Frequent travellers at the BRT (Bus Rapid Transit) corridor often come across a dewy-eyed lady waiting for a school bus, her hands constantly engaged in creasing and folding small square sheets of paper.

“At times people stop by to ask what I am doing and even miss their bus to see how I complete the folds and join them together to create shapes for our annual exhibition,” says Hitomi Ashta, president of Origami Oritai - the only origami club in the city.

As she waits for her children to come back from school, Metrolife, intrigued by her love for the art form and her association with India, engages her in a friendly chat. Hitomi humbly opens up about her life and shares her little love story that led to her marriage to an Indian.

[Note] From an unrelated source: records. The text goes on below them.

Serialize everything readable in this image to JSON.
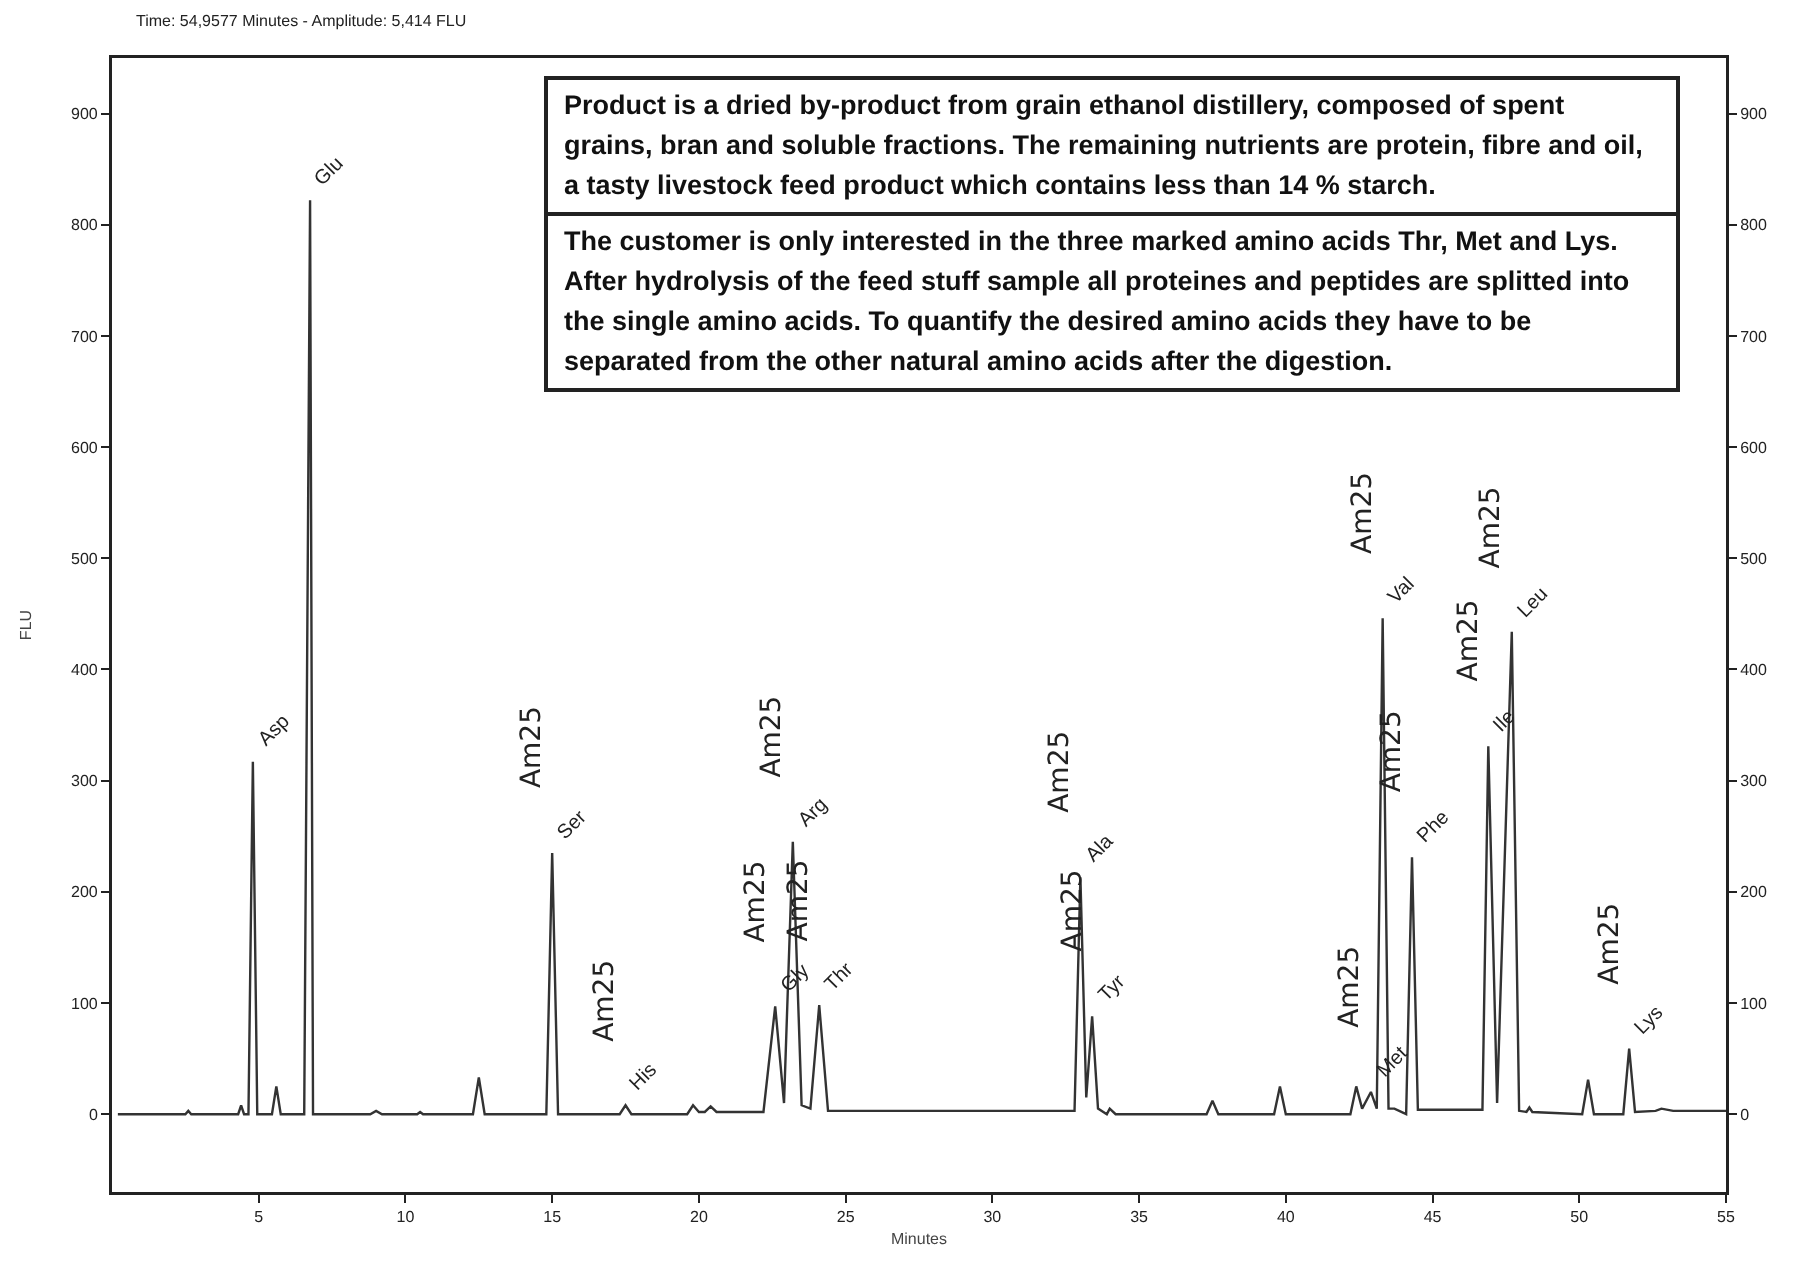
{
  "chart_data": {
    "type": "line",
    "xlabel": "Minutes",
    "ylabel": "FLU",
    "xlim": [
      0,
      55
    ],
    "xticks": [
      5,
      10,
      15,
      20,
      25,
      30,
      35,
      40,
      45,
      50,
      55
    ],
    "ylim": [
      -70,
      950
    ],
    "yticks": [
      0,
      100,
      200,
      300,
      400,
      500,
      600,
      700,
      800,
      900
    ],
    "y2lim": [
      -70,
      950
    ],
    "y2ticks": [
      0,
      100,
      200,
      300,
      400,
      500,
      600,
      700,
      800,
      900
    ],
    "grid": false,
    "legend": false,
    "marker": "none",
    "line_style": "solid",
    "series": [
      {
        "color": "#333333",
        "x": [
          0.2,
          2.5,
          2.6,
          2.7,
          4.3,
          4.4,
          4.5,
          4.65,
          4.8,
          4.95,
          5.45,
          5.6,
          5.75,
          6.55,
          6.75,
          6.85,
          7.1,
          8.8,
          9.0,
          9.2,
          10.4,
          10.5,
          10.6,
          12.3,
          12.5,
          12.7,
          14.8,
          15.0,
          15.2,
          17.3,
          17.5,
          17.7,
          19.6,
          19.8,
          20.0,
          20.2,
          20.4,
          20.6,
          22.2,
          22.6,
          22.9,
          23.2,
          23.5,
          23.8,
          24.1,
          24.4,
          32.8,
          33.0,
          33.2,
          33.4,
          33.6,
          33.9,
          34.0,
          34.2,
          37.3,
          37.5,
          37.7,
          39.6,
          39.8,
          40.0,
          42.2,
          42.4,
          42.6,
          42.9,
          43.1,
          43.3,
          43.5,
          43.7,
          44.1,
          44.3,
          44.5,
          46.7,
          46.9,
          47.2,
          47.7,
          47.95,
          48.2,
          48.3,
          48.4,
          50.1,
          50.3,
          50.5,
          51.5,
          51.7,
          51.9,
          52.6,
          52.8,
          53.2,
          55
        ],
        "values": [
          0,
          0,
          3,
          0,
          0,
          8,
          0,
          0,
          317,
          0,
          0,
          25,
          0,
          0,
          822,
          0,
          0,
          0,
          3,
          0,
          0,
          2,
          0,
          0,
          33,
          0,
          0,
          235,
          0,
          0,
          8,
          0,
          0,
          8,
          2,
          2,
          7,
          2,
          2,
          97,
          10,
          245,
          8,
          5,
          98,
          3,
          3,
          213,
          15,
          88,
          5,
          0,
          5,
          0,
          0,
          12,
          0,
          0,
          25,
          0,
          0,
          25,
          5,
          20,
          5,
          446,
          5,
          5,
          0,
          231,
          4,
          4,
          331,
          10,
          434,
          3,
          2,
          6,
          2,
          0,
          31,
          0,
          0,
          59,
          2,
          3,
          5,
          3,
          3
        ]
      }
    ],
    "annotations": [
      "Time:  54,9577 Minutes - Amplitude:  5,414 FLU",
      "Product is a dried by-product from grain ethanol distillery, composed of spent grains, bran and soluble fractions. The remaining nutrients are protein, fibre and oil, a tasty livestock feed product which contains less than 14 % starch.",
      "The customer is only interested in the three marked amino acids Thr, Met and Lys. After hydrolysis of the feed stuff sample all proteines and peptides are splitted into the single amino acids. To quantify the desired amino acids they have to be separated from the other natural amino acids after the digestion.",
      {
        "text": "Asp",
        "x": 4.8,
        "y": 317
      },
      {
        "text": "Glu",
        "x": 6.75,
        "y": 822
      },
      {
        "text": "Ser",
        "x": 15.0,
        "y": 235
      },
      {
        "text": "His",
        "x": 17.5,
        "y": 8
      },
      {
        "text": "Gly",
        "x": 22.6,
        "y": 97
      },
      {
        "text": "Arg",
        "x": 23.2,
        "y": 245
      },
      {
        "text": "Thr",
        "x": 24.1,
        "y": 98
      },
      {
        "text": "Ala",
        "x": 33.0,
        "y": 213
      },
      {
        "text": "Tyr",
        "x": 33.4,
        "y": 88
      },
      {
        "text": "Met",
        "x": 42.9,
        "y": 20
      },
      {
        "text": "Val",
        "x": 43.3,
        "y": 446
      },
      {
        "text": "Phe",
        "x": 44.3,
        "y": 231
      },
      {
        "text": "Ile",
        "x": 46.9,
        "y": 331
      },
      {
        "text": "Leu",
        "x": 47.7,
        "y": 434
      },
      {
        "text": "Lys",
        "x": 51.7,
        "y": 59
      },
      {
        "text": "Am25",
        "x": 15.0,
        "y": 235
      },
      {
        "text": "Am25",
        "x": 17.5,
        "y": 8
      },
      {
        "text": "Am25",
        "x": 22.6,
        "y": 97
      },
      {
        "text": "Am25",
        "x": 23.2,
        "y": 245
      },
      {
        "text": "Am25",
        "x": 24.1,
        "y": 98
      },
      {
        "text": "Am25",
        "x": 33.0,
        "y": 213
      },
      {
        "text": "Am25",
        "x": 33.4,
        "y": 88
      },
      {
        "text": "Am25",
        "x": 42.9,
        "y": 20
      },
      {
        "text": "Am25",
        "x": 43.3,
        "y": 446
      },
      {
        "text": "Am25",
        "x": 44.3,
        "y": 231
      },
      {
        "text": "Am25",
        "x": 46.9,
        "y": 331
      },
      {
        "text": "Am25",
        "x": 47.7,
        "y": 434
      },
      {
        "text": "Am25",
        "x": 51.7,
        "y": 59
      }
    ]
  }
}
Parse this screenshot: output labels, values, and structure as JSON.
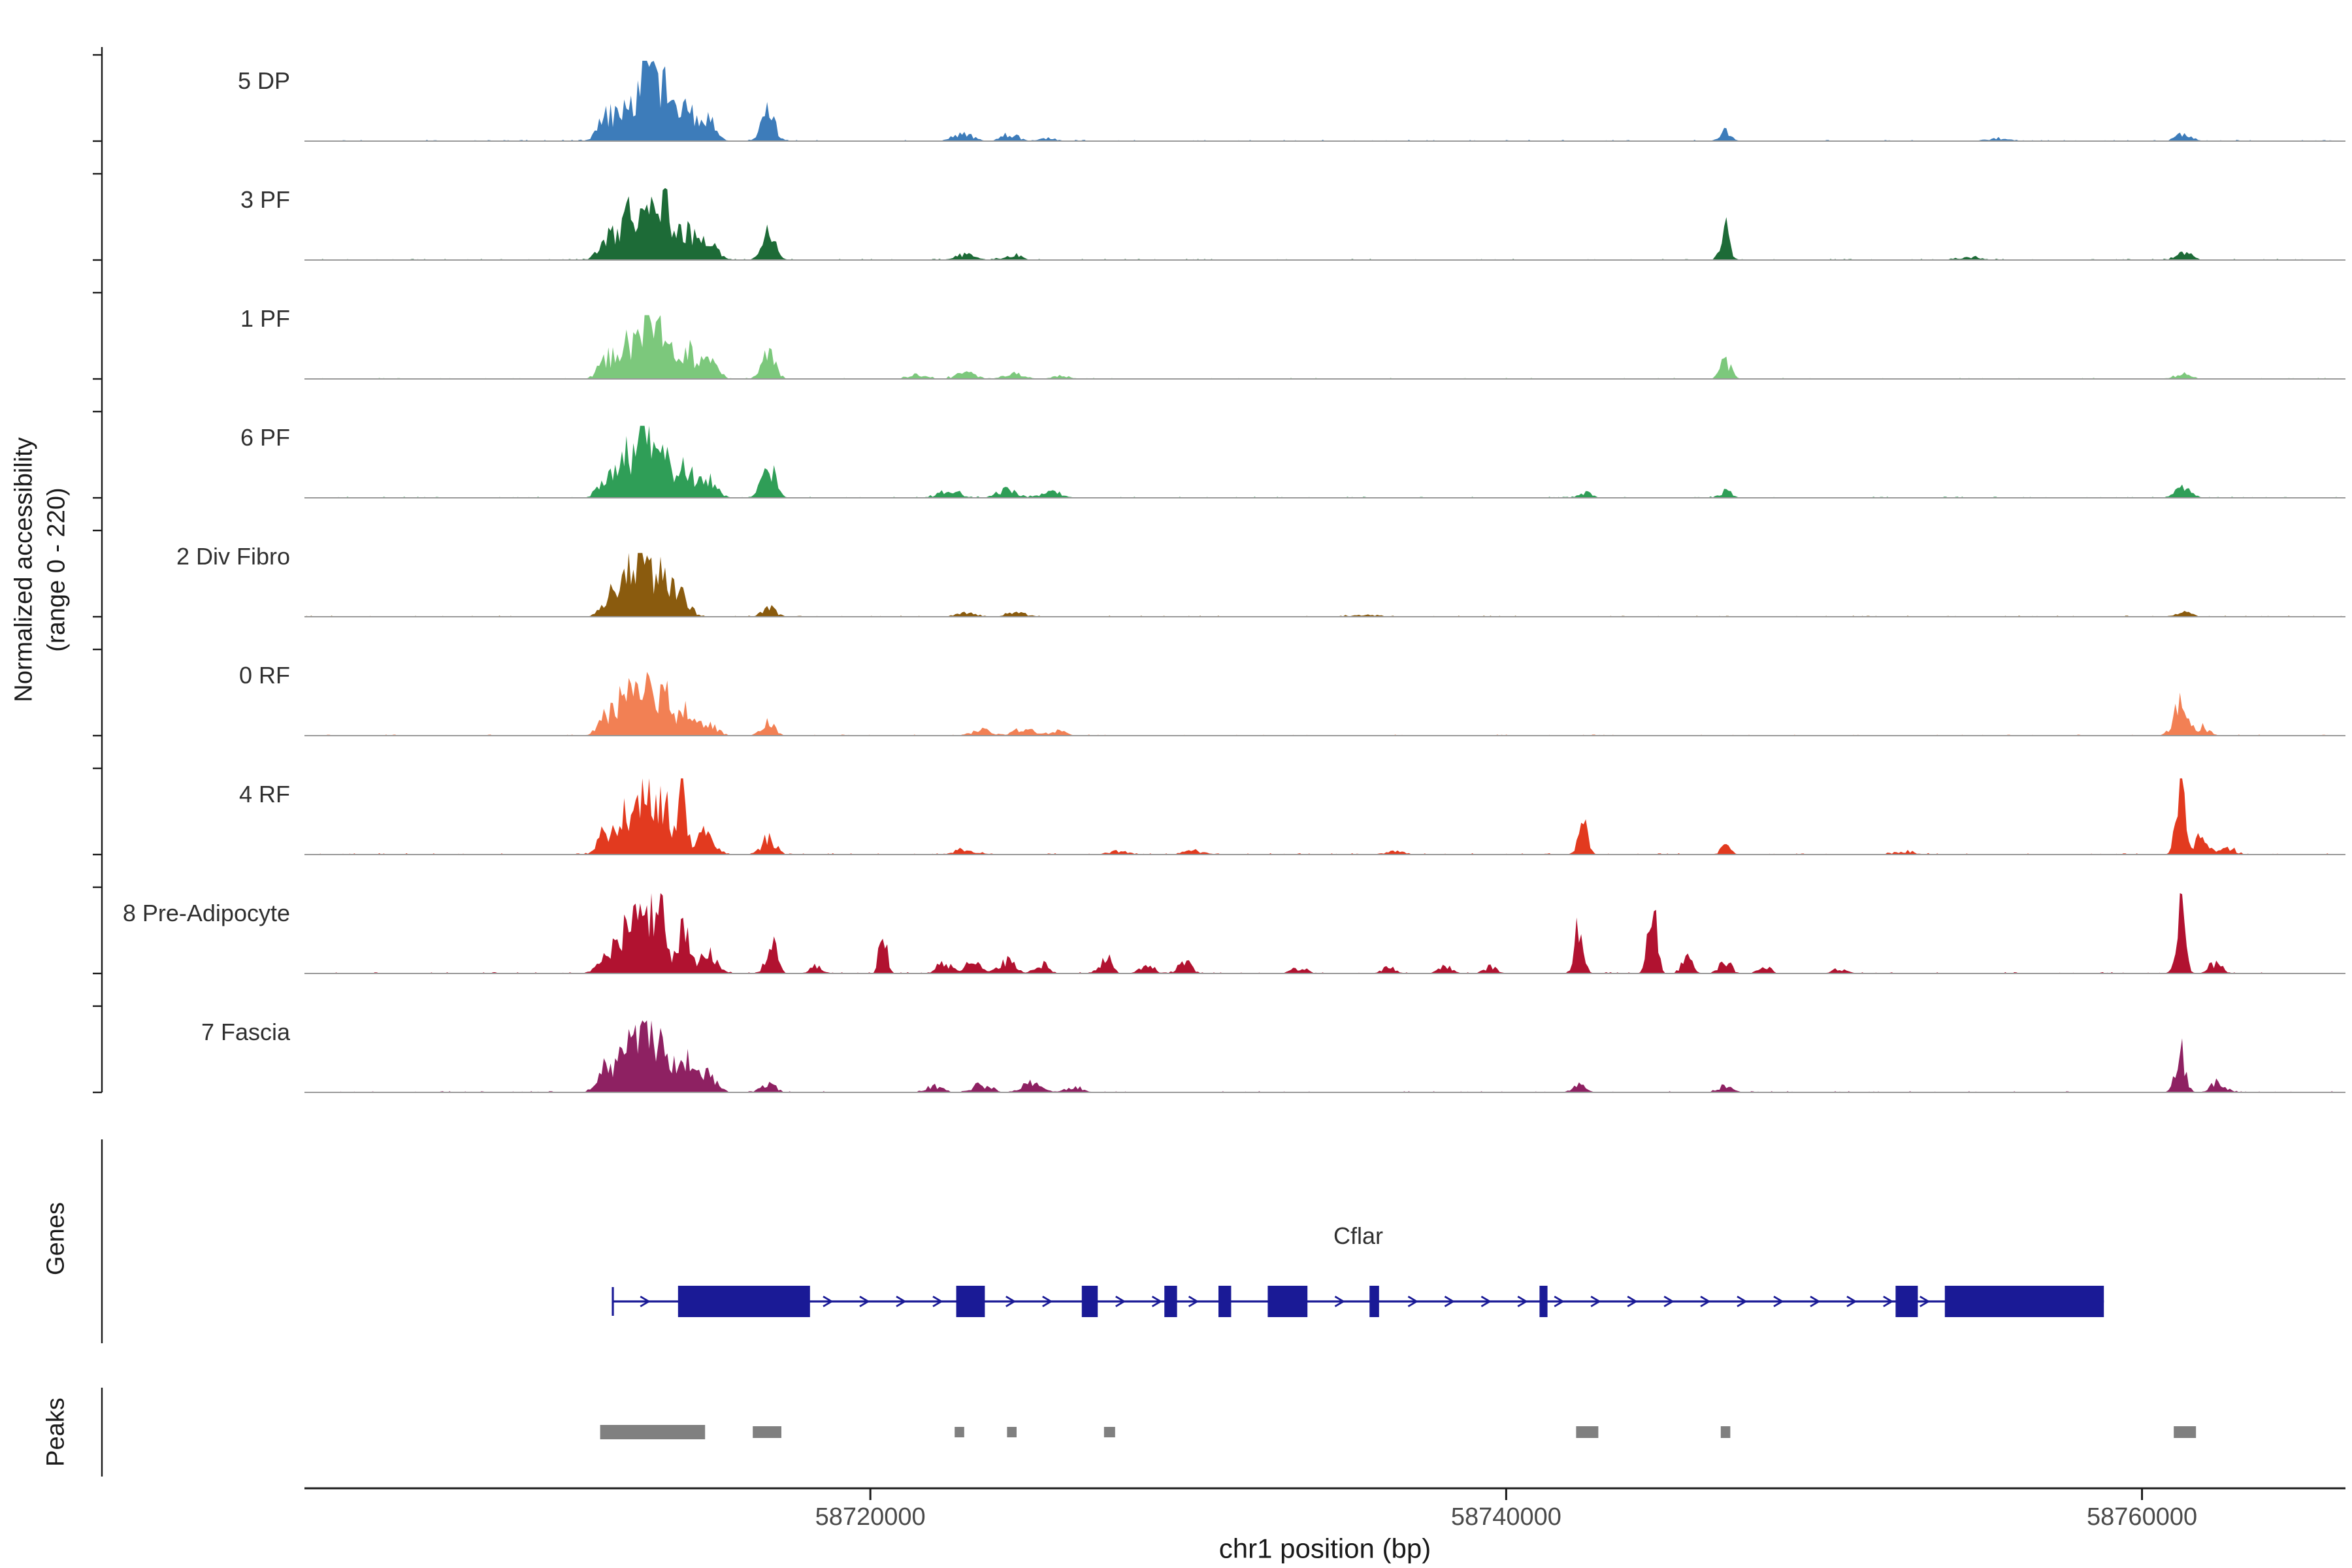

“I was born and brought up in Nagoya, a town between Osaka and Tokyo in Japan and aspired to be a school teacher,” says Hitomi, also a black belt in Shorinji Kempo – a form of martial art. Though her gentle personality blies this, she proves it by telling what the people sitting 170 degree left are doing, without turning her head! 
   
It was, however, while learning English from a private institution that she met a young Indian Ashok Ashta who had come to teach at “Nagoya University as part of a fellowship exchange programme from Williams College, Massachusetts, where he was doing his graduation in liberal arts”. Like a true Bollywood romance, the sparks flew but the two couldn’t understand their love for each other till Ashok went back to America and the two got separated.

“Soon after completion of his degree he came to Japan and we confessed to each other that we felt something,” says Hitomi who got married in a Japanese-style wedding and both settled in Japan. “Ashok learnt Japanese faster than I learnt English,” she laughs narrating the tale. “In Japanese, Ashita means ‘tomorrow’ so after marriage I was lovingly called ‘Mrs Tomorrow’.”

A decade later, “one day he came home and said lets go back to India and I said OK.” The testing time for Hitomi thus began. “It was a challenge for me to come here,” says Hitomi recollecting how she faced the culture shock, yet managed to survive. “My ability to see 170 degree was good but I didn’t want to see what was happening on the roads in India. The display of power and richness was too much,” she says.

“My view of India was through a window since my in-laws were over-protective and didn’t let me go out alone initially. All this led me to engage myself in origami,” she says, folding a paper and placing it before Metrolife photographer. It is amazing to see that she had created a frog to amuse the lensman who was waiting to get a perfect picture of this camera-shy lady.

“Travelling from my house in Panchsheel Enclave to the Japan Foundation (where her club holds workshops), I create flowers, balls, animals and everything possible. I started this club because I wanted people in India to know that it’s good to work and grow together. Origami is my yoga!”